It's not right and it's not fair
This month I finally made the decision to stop offering SEO to clients as a stand-alone service. Whilst supporting clients in their SEO efforts combined with development projects is very much fine with me, I'm completely fed up with the whole subject.
The reason why? I'm absolutely disenchanted with the whole subversive and murky world that search engine optimisation lives in. The rule book says that sites well coded and full of relevant content, with popular and relevant websites linking to them in turn, will do well on search engines, especially Google. I'm sorry but that is nonsense.
Why have I come to that conclusion? Well after many long days and nights re-coding my site, introducing content and making efforts to increase my off-site SEO I discovered what I was up against from 2 different sources.
The Research
First off, I did a backlinks check on a site that was ranking #1 for a keyword I was interested in getting a decent placing for. The site itself was fine, no better or worse than mine, but was very well 'SERPSed' if such a word exists. The backlinks search was interesting: it showed over 1,000 links in (great!) but it also revealed that 99% of the incoming links were from forum membership profile pages. The site owner or their SEO company had simply either manually joined a thousand website forums, or more likely employed a service which did so via software.
Secondly one of my clients has employed a very high-reputation SEO company to boost the performance of their site over a 6-month period at quite a significant cost. The SEO company is delivering results to them in spades and I'm delighted for them. So being nosey, I went to see they had done. A little HTML and some content changes on their site, but then again Mr. Backlinks and his checker came to the fore. Whilst not quite as 'black hat' as the example above, the site now has 1,000's of backlinks which come from pages on other websites which have deliberately been set up to act as 'farms' - pages off the main page of sites which are clearly there solely to link to other sites.
If that isn't 'black hat' it certainly is charcoal in colour.
How does it work?
I've no idea how it all works in actually getting links on these sites; the sites all look legit but these pages are hidden or part hidden from public view. At a guess, there's companies out there who either bulk-own a load of real-looking websites for backlinking purposes, or who pay real website owners to add some linking engine or software to their sites. In a way the sheer scale is very impressive.
So here's the real pisser - an individual can't compete on SEO terms with companies who push buttons or make phone calls and all of a sudden hundreds of backlinks appear. Well I suppose you can - they can use the same services. I did some research and for very small costs you can get your site added to blog comments, forum posts, directory, link farms and so on. It's all out there - just do a search.
But - Google says no, right?
The Google no-no list says these tactics result in lower rankings but I'm sorry - the evidence is to the contrary. Google takes each link to a page as a 'vote' and although the good advice is that the quality of such incoming links is important, it clearly isn't. Either that, or Google can't spot a 'bad' link from a 'good' one.

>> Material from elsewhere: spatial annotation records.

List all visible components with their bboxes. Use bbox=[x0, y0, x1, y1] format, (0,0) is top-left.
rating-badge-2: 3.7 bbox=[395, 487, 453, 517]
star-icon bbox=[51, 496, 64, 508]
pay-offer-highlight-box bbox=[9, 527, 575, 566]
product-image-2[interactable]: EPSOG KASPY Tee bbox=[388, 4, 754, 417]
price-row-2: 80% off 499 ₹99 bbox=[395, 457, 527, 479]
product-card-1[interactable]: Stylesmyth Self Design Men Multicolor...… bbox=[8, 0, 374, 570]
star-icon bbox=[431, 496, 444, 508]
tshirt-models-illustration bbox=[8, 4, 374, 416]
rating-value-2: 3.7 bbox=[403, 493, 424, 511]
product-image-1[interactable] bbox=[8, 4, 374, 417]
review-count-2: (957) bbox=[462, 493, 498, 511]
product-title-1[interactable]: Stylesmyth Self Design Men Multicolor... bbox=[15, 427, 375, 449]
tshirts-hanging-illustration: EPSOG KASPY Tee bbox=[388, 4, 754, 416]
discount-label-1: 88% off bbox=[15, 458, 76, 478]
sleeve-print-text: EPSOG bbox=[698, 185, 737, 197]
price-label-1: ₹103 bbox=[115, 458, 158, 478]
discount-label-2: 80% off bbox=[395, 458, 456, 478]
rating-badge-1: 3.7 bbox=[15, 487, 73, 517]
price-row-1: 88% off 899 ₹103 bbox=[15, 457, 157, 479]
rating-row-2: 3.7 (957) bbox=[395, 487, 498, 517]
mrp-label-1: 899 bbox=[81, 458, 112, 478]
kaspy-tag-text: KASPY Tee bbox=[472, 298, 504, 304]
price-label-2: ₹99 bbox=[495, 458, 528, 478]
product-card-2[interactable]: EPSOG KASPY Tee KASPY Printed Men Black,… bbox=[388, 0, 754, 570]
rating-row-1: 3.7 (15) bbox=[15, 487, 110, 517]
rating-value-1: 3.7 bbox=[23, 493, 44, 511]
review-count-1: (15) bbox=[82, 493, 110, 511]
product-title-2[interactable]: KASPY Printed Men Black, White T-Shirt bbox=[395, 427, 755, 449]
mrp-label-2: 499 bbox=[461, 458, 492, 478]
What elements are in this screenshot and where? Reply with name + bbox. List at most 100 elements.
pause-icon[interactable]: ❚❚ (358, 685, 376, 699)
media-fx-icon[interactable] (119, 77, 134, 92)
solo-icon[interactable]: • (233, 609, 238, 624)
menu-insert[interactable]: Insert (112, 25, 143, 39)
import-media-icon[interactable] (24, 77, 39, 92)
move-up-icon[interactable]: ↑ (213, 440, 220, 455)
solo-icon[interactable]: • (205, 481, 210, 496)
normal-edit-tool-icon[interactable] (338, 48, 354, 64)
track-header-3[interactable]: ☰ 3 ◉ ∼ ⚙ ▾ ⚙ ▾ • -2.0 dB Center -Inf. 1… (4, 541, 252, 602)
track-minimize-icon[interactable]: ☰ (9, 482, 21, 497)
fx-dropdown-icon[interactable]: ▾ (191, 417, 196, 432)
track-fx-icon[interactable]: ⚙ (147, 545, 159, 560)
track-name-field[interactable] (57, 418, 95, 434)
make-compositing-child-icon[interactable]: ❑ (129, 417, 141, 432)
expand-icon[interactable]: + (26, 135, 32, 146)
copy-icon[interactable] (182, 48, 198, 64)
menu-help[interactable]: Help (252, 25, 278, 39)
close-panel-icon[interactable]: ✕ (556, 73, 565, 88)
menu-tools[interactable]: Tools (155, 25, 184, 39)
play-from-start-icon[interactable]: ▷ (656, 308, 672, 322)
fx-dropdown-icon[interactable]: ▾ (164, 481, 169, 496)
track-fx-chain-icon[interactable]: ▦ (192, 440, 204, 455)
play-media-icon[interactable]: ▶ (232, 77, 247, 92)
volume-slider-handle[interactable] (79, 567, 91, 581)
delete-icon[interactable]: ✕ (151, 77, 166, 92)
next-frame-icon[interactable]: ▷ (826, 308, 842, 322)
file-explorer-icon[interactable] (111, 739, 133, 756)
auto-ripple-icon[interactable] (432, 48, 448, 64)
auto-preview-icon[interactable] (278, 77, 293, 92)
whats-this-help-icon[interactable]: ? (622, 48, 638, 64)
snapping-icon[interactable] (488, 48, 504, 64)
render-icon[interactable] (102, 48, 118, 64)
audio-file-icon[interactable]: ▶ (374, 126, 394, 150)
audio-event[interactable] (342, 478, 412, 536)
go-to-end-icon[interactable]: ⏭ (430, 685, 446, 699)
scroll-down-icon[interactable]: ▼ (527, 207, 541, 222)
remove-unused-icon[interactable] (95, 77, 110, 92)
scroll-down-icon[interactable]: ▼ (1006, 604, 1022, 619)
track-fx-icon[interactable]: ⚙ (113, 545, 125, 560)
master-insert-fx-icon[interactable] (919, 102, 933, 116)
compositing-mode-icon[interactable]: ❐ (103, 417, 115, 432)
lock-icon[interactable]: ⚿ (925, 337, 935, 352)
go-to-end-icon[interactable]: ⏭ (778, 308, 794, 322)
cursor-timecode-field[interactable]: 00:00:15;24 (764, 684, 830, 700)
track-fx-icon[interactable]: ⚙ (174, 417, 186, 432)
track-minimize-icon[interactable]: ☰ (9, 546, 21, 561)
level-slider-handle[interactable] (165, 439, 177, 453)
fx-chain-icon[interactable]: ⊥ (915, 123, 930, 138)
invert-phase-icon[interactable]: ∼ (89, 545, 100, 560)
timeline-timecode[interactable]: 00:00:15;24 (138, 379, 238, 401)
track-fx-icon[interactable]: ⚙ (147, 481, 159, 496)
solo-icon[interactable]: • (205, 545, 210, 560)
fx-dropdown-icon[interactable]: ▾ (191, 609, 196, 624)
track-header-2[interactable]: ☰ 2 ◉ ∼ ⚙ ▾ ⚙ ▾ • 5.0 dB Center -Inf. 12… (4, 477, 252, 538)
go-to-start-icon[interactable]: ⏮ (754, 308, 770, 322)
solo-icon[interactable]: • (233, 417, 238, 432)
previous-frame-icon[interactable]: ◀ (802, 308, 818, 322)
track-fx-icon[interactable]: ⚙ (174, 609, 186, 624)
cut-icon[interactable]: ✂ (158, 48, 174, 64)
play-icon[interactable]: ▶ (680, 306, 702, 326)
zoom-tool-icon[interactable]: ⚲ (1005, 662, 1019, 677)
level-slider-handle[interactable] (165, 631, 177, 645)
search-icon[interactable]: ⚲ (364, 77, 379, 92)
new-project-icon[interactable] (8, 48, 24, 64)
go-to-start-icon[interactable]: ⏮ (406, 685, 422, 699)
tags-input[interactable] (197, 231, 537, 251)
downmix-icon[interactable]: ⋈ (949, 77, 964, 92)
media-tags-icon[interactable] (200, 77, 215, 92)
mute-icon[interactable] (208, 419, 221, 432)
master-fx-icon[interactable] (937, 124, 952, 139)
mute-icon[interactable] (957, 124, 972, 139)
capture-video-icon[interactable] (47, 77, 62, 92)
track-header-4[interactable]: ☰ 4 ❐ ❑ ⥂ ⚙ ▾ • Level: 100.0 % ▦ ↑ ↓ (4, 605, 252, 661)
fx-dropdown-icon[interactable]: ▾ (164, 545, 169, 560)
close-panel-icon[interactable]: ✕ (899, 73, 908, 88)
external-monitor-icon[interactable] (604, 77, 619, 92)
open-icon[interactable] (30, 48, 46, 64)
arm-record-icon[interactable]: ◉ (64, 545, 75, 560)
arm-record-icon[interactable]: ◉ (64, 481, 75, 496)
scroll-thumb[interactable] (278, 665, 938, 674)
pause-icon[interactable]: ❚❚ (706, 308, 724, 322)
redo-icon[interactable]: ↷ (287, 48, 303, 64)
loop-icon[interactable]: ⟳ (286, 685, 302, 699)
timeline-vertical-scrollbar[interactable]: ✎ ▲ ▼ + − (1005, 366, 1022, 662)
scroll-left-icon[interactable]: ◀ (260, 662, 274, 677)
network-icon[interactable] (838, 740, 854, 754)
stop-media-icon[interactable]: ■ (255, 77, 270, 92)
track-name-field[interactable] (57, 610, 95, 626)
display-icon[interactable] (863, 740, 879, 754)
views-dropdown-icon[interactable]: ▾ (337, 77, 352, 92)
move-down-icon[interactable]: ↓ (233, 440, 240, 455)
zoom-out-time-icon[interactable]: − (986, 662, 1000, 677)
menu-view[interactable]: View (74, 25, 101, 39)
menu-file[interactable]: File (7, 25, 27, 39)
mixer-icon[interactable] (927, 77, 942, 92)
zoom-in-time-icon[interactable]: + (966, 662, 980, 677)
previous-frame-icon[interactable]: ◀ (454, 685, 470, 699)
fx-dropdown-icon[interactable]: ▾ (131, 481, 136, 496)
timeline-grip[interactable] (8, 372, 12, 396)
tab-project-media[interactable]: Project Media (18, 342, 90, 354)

I know many people who thrive doing SEO - both commercially and in terms of job satisfaction. If it was my job, and I did it 'right', and then I got knocked off rankings because my competitor paid someone in India $250 to get the site a myriad of backlinks, how would I feel?
Maybe I've just got it all wrong, my experiences are not typical, the 'great' SEO companies all use completely white hat and ethical techniques and I've interpreted it all wrong. Maybe? I'm not tarring every SEO person or agency with the same brush - indeed the good guys have my sympathy when they are up against the bots and bashing tactics of their less ethical peers.
So I'm throwing in the SEO towel. I can't compete with that and I refuse to play a game where the rules are so flaunted. The black-hatters are also responsible for causing us developers so many problems, as we have to lock down our systems to stop them being abused by their blog, comment, forum and contact form spam bots.
Google may indeed change it's algorithm to penalise sites who use these mass backlink tactics. But as with all systems that rely on software with minimal interference from human beings, and whilst high search engine ranking has such a commercial value, it will only be a matter of time before the black-hatters work out the next way to abuse the system.
SEO isn't the be-all it is often stated as being - it is just one of many marketing strategies for any online business.
I'm not selling my soul for it anymore.